C. H. G. Irvine, J. E. Turner, S. L. Alexander, N. Shand, and S. van Noordt
In mares, dioestrous FSH profiles based on once-a-day sampling are variable; however, the pulsatility of plasma FSH, which has been suggested by limited windows of intensive sampling, may contribute to this variability. Jugular blood from six mares was sampled at 4 h intervals throughout an ovulatory cycle to determine cyclic FSH and LH patterns more accurately and to measure gonadotrophin pulse frequency during dioestrus. Synchronous pulses of FSH and LH occurred regularly in all mares between day 4 and day 12 (ovulation = day 0) with a mean (± sem) frequency of 1.9 ± 0.1 (FSH) or 1.6 ± 0.1 (LH) pulses day−1. LH pulse amplitude declined (P < 0.0001) between day 4 and day 10, but FSH pulse amplitude remained large and stable, dipping slightly but not significantly on day 6. Daily mean FSH concentrations exceeded (P < 0.0001) early oestrous values between day 4 and day 5, and between day 7 and day 10. However, significantly different patterns were obtained when once-a-day sampling was simulated by selecting samples collected at 08:00 h or noon.

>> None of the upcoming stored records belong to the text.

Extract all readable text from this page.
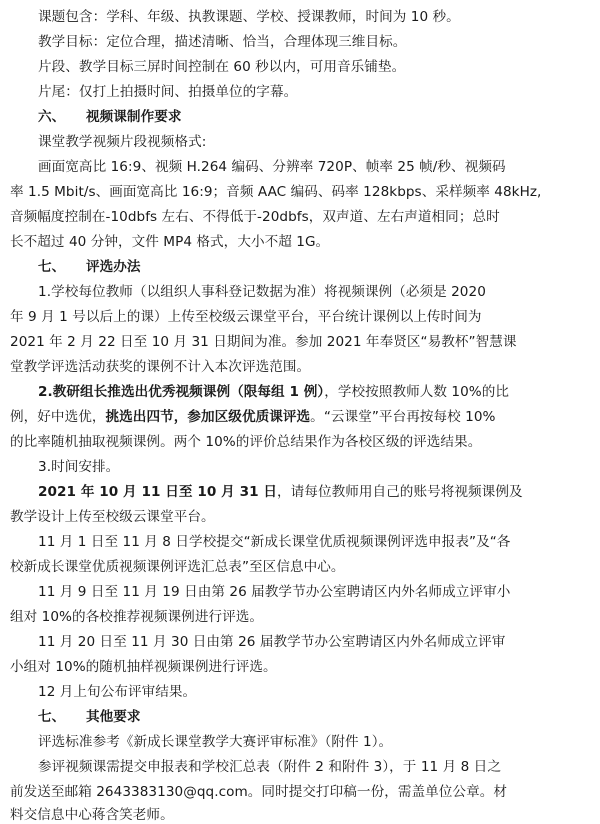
课题包含：学科、年级、执教课题、学校、授课教师，时间为 10 秒。
教学目标：定位合理，描述清晰、恰当，合理体现三维目标。
片段、教学目标三屏时间控制在 60 秒以内，可用音乐铺垫。
片尾：仅打上拍摄时间、拍摄单位的字幕。
六、 视频课制作要求
课堂教学视频片段视频格式:
画面宽高比 16:9、视频 H.264 编码、分辨率 720P、帧率 25 帧/秒、视频码
率 1.5 Mbit/s、画面宽高比 16:9；音频 AAC 编码、码率 128kbps、采样频率 48kHz,
音频幅度控制在-10dbfs 左右、不得低于-20dbfs，双声道、左右声道相同；总时
长不超过 40 分钟，文件 MP4 格式，大小不超 1G。
七、 评选办法
1.学校每位教师（以组织人事科登记数据为准）将视频课例（必须是 2020
年 9 月 1 号以后上的课）上传至校级云课堂平台，平台统计课例以上传时间为
2021 年 2 月 22 日至 10 月 31 日期间为准。参加 2021 年奉贤区“易教杯”智慧课
堂教学评选活动获奖的课例不计入本次评选范围。
2.教研组长推选出优秀视频课例（限每组 1 例），学校按照教师人数 10%的比
例，好中选优，挑选出四节，参加区级优质课评选。“云课堂”平台再按每校 10%
的比率随机抽取视频课例。两个 10%的评价总结果作为各校区级的评选结果。
3.时间安排。
2021 年 10 月 11 日至 10 月 31 日，请每位教师用自己的账号将视频课例及
教学设计上传至校级云课堂平台。
11 月 1 日至 11 月 8 日学校提交“新成长课堂优质视频课例评选申报表”及“各
校新成长课堂优质视频课例评选汇总表”至区信息中心。
11 月 9 日至 11 月 19 日由第 26 届教学节办公室聘请区内外名师成立评审小
组对 10%的各校推荐视频课例进行评选。
11 月 20 日至 11 月 30 日由第 26 届教学节办公室聘请区内外名师成立评审
小组对 10%的随机抽样视频课例进行评选。
12 月上旬公布评审结果。
七、 其他要求
评选标准参考《新成长课堂教学大赛评审标准》（附件 1）。
参评视频课需提交申报表和学校汇总表（附件 2 和附件 3），于 11 月 8 日之
前发送至邮箱 2643383130@qq.com。同时提交打印稿一份，需盖单位公章。材
料交信息中心蒋含笑老师。
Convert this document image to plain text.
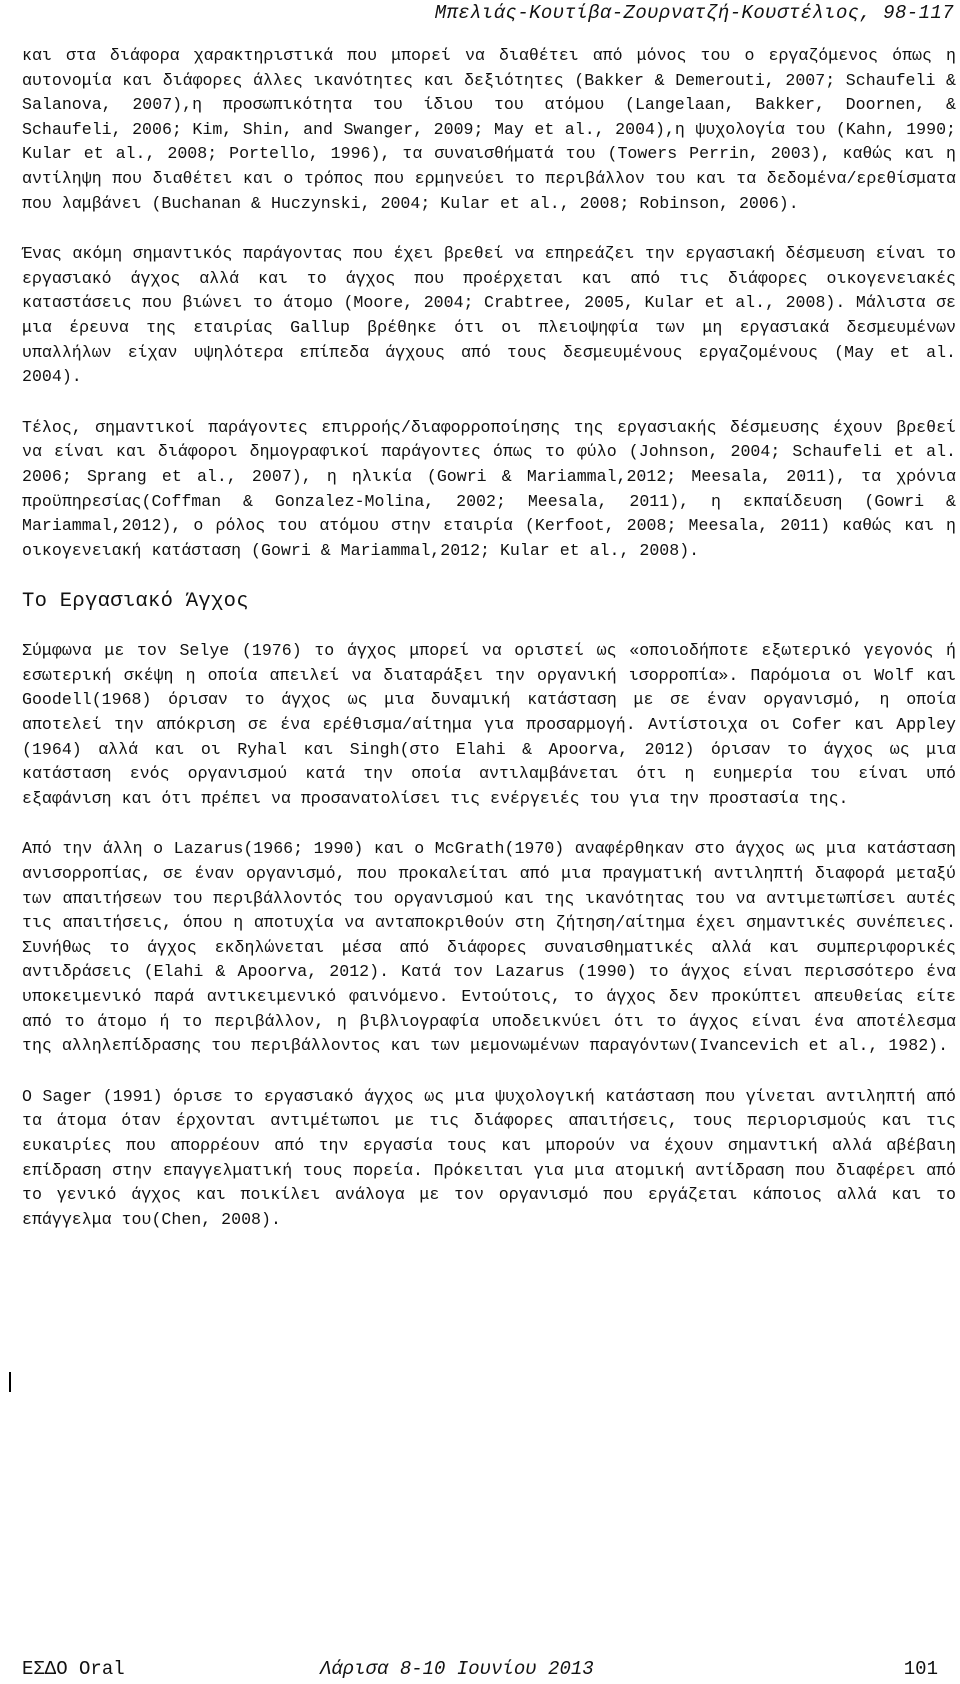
Μπελιάς-Κουτίβα-Ζουρνατζή-Κουστέλιος, 98-117

και στα διάφορα χαρακτηριστικά που μπορεί να διαθέτει από μόνος του ο εργαζόμενος όπως η αυτονομία και διάφορες άλλες ικανότητες και δεξιότητες (Bakker & Demerouti, 2007; Schaufeli & Salanova, 2007),η προσωπικότητα του ίδιου του ατόμου (Langelaan, Bakker, Doornen, & Schaufeli, 2006; Kim, Shin, and Swanger, 2009; May et al., 2004),η ψυχολογία του (Kahn, 1990; Kular et al., 2008; Portello, 1996), τα συναισθήματά του (Towers Perrin, 2003), καθώς και η αντίληψη που διαθέτει και ο τρόπος που ερμηνεύει το περιβάλλον του και τα δεδομένα/ερεθίσματα που λαμβάνει (Buchanan & Huczynski, 2004; Kular et al., 2008; Robinson, 2006).

Ένας ακόμη σημαντικός παράγοντας που έχει βρεθεί να επηρεάζει την εργασιακή δέσμευση είναι το εργασιακό άγχος αλλά και το άγχος που προέρχεται και από τις διάφορες οικογενειακές καταστάσεις που βιώνει το άτομο (Moore, 2004; Crabtree, 2005, Kular et al., 2008). Μάλιστα σε μια έρευνα της εταιρίας Gallup βρέθηκε ότι οι πλειοψηφία των μη εργασιακά δεσμευμένων υπαλλήλων είχαν υψηλότερα επίπεδα άγχους από τους δεσμευμένους εργαζομένους (May et al. 2004).

Τέλος, σημαντικοί παράγοντες επιρροής/διαφορροποίησης της εργασιακής δέσμευσης έχουν βρεθεί να είναι και διάφοροι δημογραφικοί παράγοντες όπως το φύλο (Johnson, 2004; Schaufeli et al. 2006; Sprang et al., 2007), η ηλικία (Gowri & Mariammal,2012; Meesala, 2011), τα χρόνια προϋπηρεσίας(Coffman & Gonzalez-Molina, 2002; Meesala, 2011), η εκπαίδευση (Gowri & Mariammal,2012), ο ρόλος του ατόμου στην εταιρία (Kerfoot, 2008; Meesala, 2011) καθώς και η οικογενειακή κατάσταση (Gowri & Mariammal,2012; Kular et al., 2008).

Το Εργασιακό Άγχος

Σύμφωνα με τον Selye (1976) το άγχος μπορεί να οριστεί ως «οποιοδήποτε εξωτερικό γεγονός ή εσωτερική σκέψη η οποία απειλεί να διαταράξει την οργανική ισορροπία». Παρόμοια οι Wolf και Goodell(1968) όρισαν το άγχος ως μια δυναμική κατάσταση με σε έναν οργανισμό, η οποία αποτελεί την απόκριση σε ένα ερέθισμα/αίτημα για προσαρμογή. Αντίστοιχα οι Cofer και Appley (1964) αλλά και οι Ryhal και Singh(στο Elahi & Apoorva, 2012) όρισαν το άγχος ως μια κατάσταση ενός οργανισμού κατά την οποία αντιλαμβάνεται ότι η ευημερία του είναι υπό εξαφάνιση και ότι πρέπει να προσανατολίσει τις ενέργειές του για την προστασία της.

Από την άλλη ο Lazarus(1966; 1990) και ο McGrath(1970) αναφέρθηκαν στο άγχος ως μια κατάσταση ανισορροπίας, σε έναν οργανισμό, που προκαλείται από μια πραγματική αντιληπτή διαφορά μεταξύ των απαιτήσεων του περιβάλλοντός του οργανισμού και της ικανότητας του να αντιμετωπίσει αυτές τις απαιτήσεις, όπου η αποτυχία να ανταποκριθούν στη ζήτηση/αίτημα έχει σημαντικές συνέπειες. Συνήθως το άγχος εκδηλώνεται μέσα από διάφορες συναισθηματικές αλλά και συμπεριφορικές αντιδράσεις (Elahi & Apoorva, 2012). Κατά τον Lazarus (1990) το άγχος είναι περισσότερο ένα υποκειμενικό παρά αντικειμενικό φαινόμενο. Εντούτοις, το άγχος δεν προκύπτει απευθείας είτε από το άτομο ή το περιβάλλον, η βιβλιογραφία υποδεικνύει ότι το άγχος είναι ένα αποτέλεσμα της αλληλεπίδρασης του περιβάλλοντος και των μεμονωμένων παραγόντων(Ivancevich et al., 1982).

Ο Sager (1991) όρισε το εργασιακό άγχος ως μια ψυχολογική κατάσταση που γίνεται αντιληπτή από τα άτομα όταν έρχονται αντιμέτωποι με τις διάφορες απαιτήσεις, τους περιορισμούς και τις ευκαιρίες που απορρέουν από την εργασία τους και μπορούν να έχουν σημαντική αλλά αβέβαιη επίδραση στην επαγγελματική τους πορεία. Πρόκειται για μια ατομική αντίδραση που διαφέρει από το γενικό άγχος και ποικίλει ανάλογα με τον οργανισμό που εργάζεται κάποιος αλλά και το επάγγελμα του(Chen, 2008).

ΕΣΔΟ Oral	Λάρισα 8-10 Ιουνίου 2013	101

LH was higher during the periovulatory surge than during dioestrus (P < 0.0001) and profiles were similar whether daily means or selected samples were used. It is concluded that: (1) the marked pulsatility of plasma FSH during dioestrus makes once-a-day sampling misleading for determining FSH profiles; (2) the dioestrous pattern of large, slow FSH pulses was consistent among mares, unlike that of the daily mean FSH profiles; and (3) no discrete FSH 'surges' were observed during dioestrus, although FSH pulse amplitude tended to undergo alternate increases and decreases. A period of higher amplitude FSH pulses preceded ovulation by 10.2 ± 0.7 days, which corrresponds to the approximate time the ovulatory follicle emerges. Therefore, it is possible that the signal for follicular recruitment in mares is intermittent excursions of plasma FSH above a threshold value.